The report of the High Commissioner against Child Poverty has ignited the alarms after facilitating the figures of their last study on Tuesday.
In Spain there are 2.3 million children living in poverty.
The geography study of child poverty in Spain reveals that the situation is aggravated in large cities, as more than one million children at risk of poverty live in very populated areas.
Undoubtedly, there has been a change of trend in relation to the last decades, when higher child poverty rates concentrated in rural and little populated areas.
Considering the data of 2020, the study shows that the child poverty rate of very populated areas is 27.6%, compared to 29.6% of the little populated areas.
The High Commissioner has qualified this a new tendency to “redevelopment of child poverty”, with a rate that rises up to 50.5% of children who suffer from a precarious situation and are concentrated in the most populous areas of Spain.
In view of the indicators of the study, urban child poverty has increased at the same time as it has been reduced in rural areas, decreasing distance by 13 points since 2013.
The cities of Madrid, Barcelona, Valencia or Seville are the most relevant examples of the new poverty facing Spain.

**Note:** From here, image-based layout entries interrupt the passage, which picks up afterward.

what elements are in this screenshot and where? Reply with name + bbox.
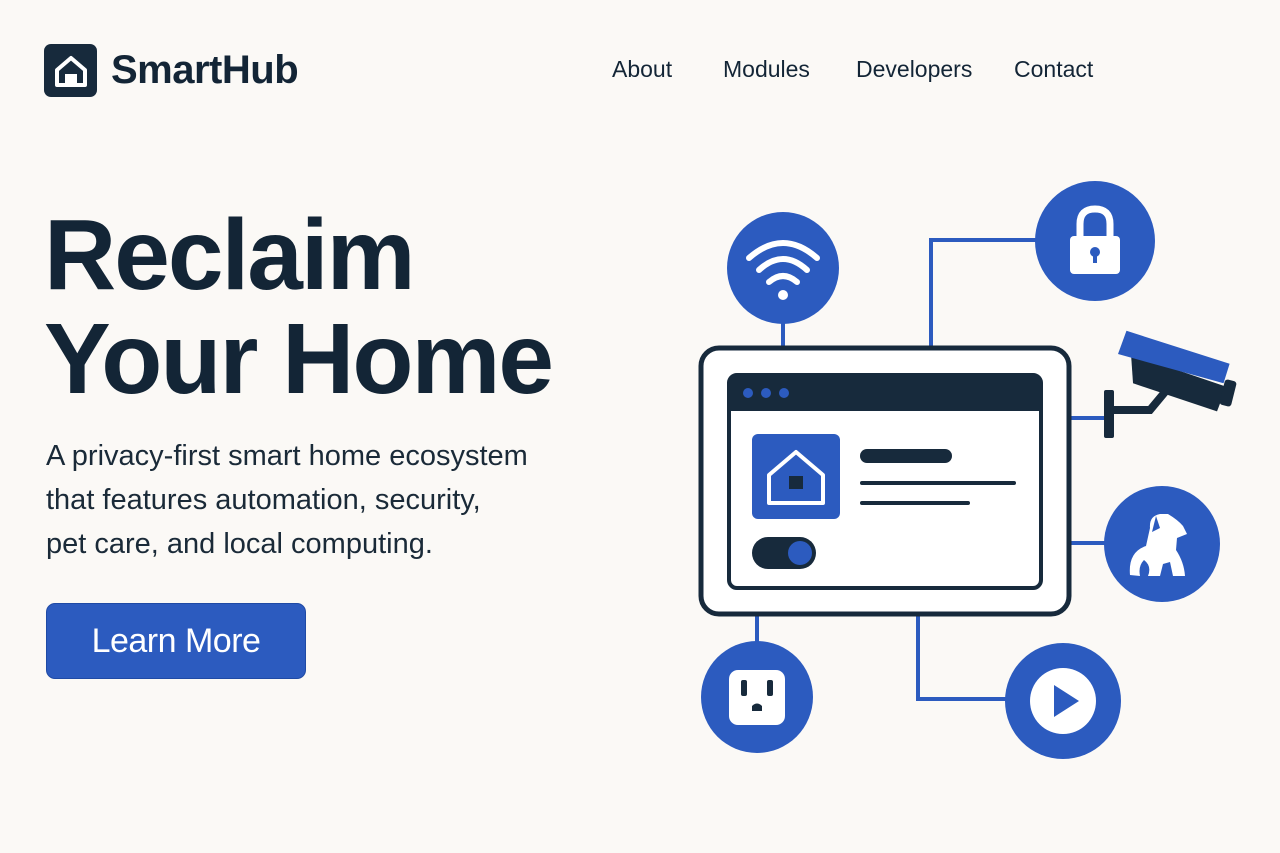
dog-icon (1104, 486, 1220, 602)
nav-link-modules[interactable]: Modules (723, 54, 856, 84)
nav-link-developers[interactable]: Developers (856, 54, 1014, 84)
lock-icon (1035, 181, 1155, 301)
nav-link-about[interactable]: About (612, 54, 723, 84)
nav-link-contact[interactable]: Contact (1014, 54, 1093, 84)
hero-headline: Reclaim Your Home (44, 199, 554, 415)
hub-device (698, 345, 1072, 617)
subtitle-line: A privacy-first smart home ecosystem (46, 440, 528, 472)
brand-logo-link[interactable]: SmartHub (44, 44, 299, 97)
toggle-switch-icon (752, 537, 816, 569)
page: SmartHub About Modules Developers Contac… (0, 0, 1280, 853)
wifi-icon (727, 212, 839, 324)
smart-home-illustration (698, 181, 1237, 759)
learn-more-button[interactable]: Learn More (46, 603, 306, 679)
power-outlet-icon (701, 641, 813, 753)
home-icon (752, 434, 840, 519)
subtitle-line: pet care, and local computing. (46, 528, 433, 560)
security-camera-icon (1104, 330, 1237, 438)
home-icon (44, 44, 97, 97)
headline-line: Your Home (44, 303, 554, 415)
headline-line: Reclaim (44, 199, 416, 311)
brand-name: SmartHub (111, 48, 299, 92)
play-icon (1005, 643, 1121, 759)
hero-subtitle: A privacy-first smart home ecosystem tha… (46, 434, 606, 566)
subtitle-line: that features automation, security, (46, 484, 481, 516)
main-nav: About Modules Developers Contact (612, 54, 1093, 84)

It is a phenomenon that grows in metropolitan areas, where most of child poverty is concentrated.
According to the report, the transfers of the local population towards the periphery for its greatest affordability are the origin of this change.
Madrid concentrates 230,000 children considered poor, representing 9% of total minors affected by poverty in Spain.
Regarding the other major cities, the number of minors at risk of poverty reaches the160,000 in Barcelona and the 60,000 in Valencia, Sevilla and Malaga.
The study highlights the influence of the cost of housing at the level of well-being of the child population.
In this sense, it warns of difficult access to a home in urban areas, although revenues are more important than in rural areas.
According to the data provided by the High Commissioner against Child Poverty, the problems arise if households dedicate 40% of their housing income.
Thus, in urban areas there is an overcast, since these vulnerable households dedicate 22% more to their homes.
In addition, most live rental, they represent 42.5% compared to 27.4% of rural areas.
These data take out the situation of the children hit by poverty in the most populated urban areas.
The report reveals that minors live this precariousness in a more intense way than in a rural environment.
With a higher life cost, poverty is resent more, with a residential segregation and schoolmakes strong and a difference in the most obvious way of life within a cosmopolitan city.
Children face an inequalitymore, which relates to the urban environment in which they live.
Madrid the most concrete example.
In fact, the capital has districts in which half of the population having upper than 200% of the national median against others who house a large part of the population in a situation of poverty.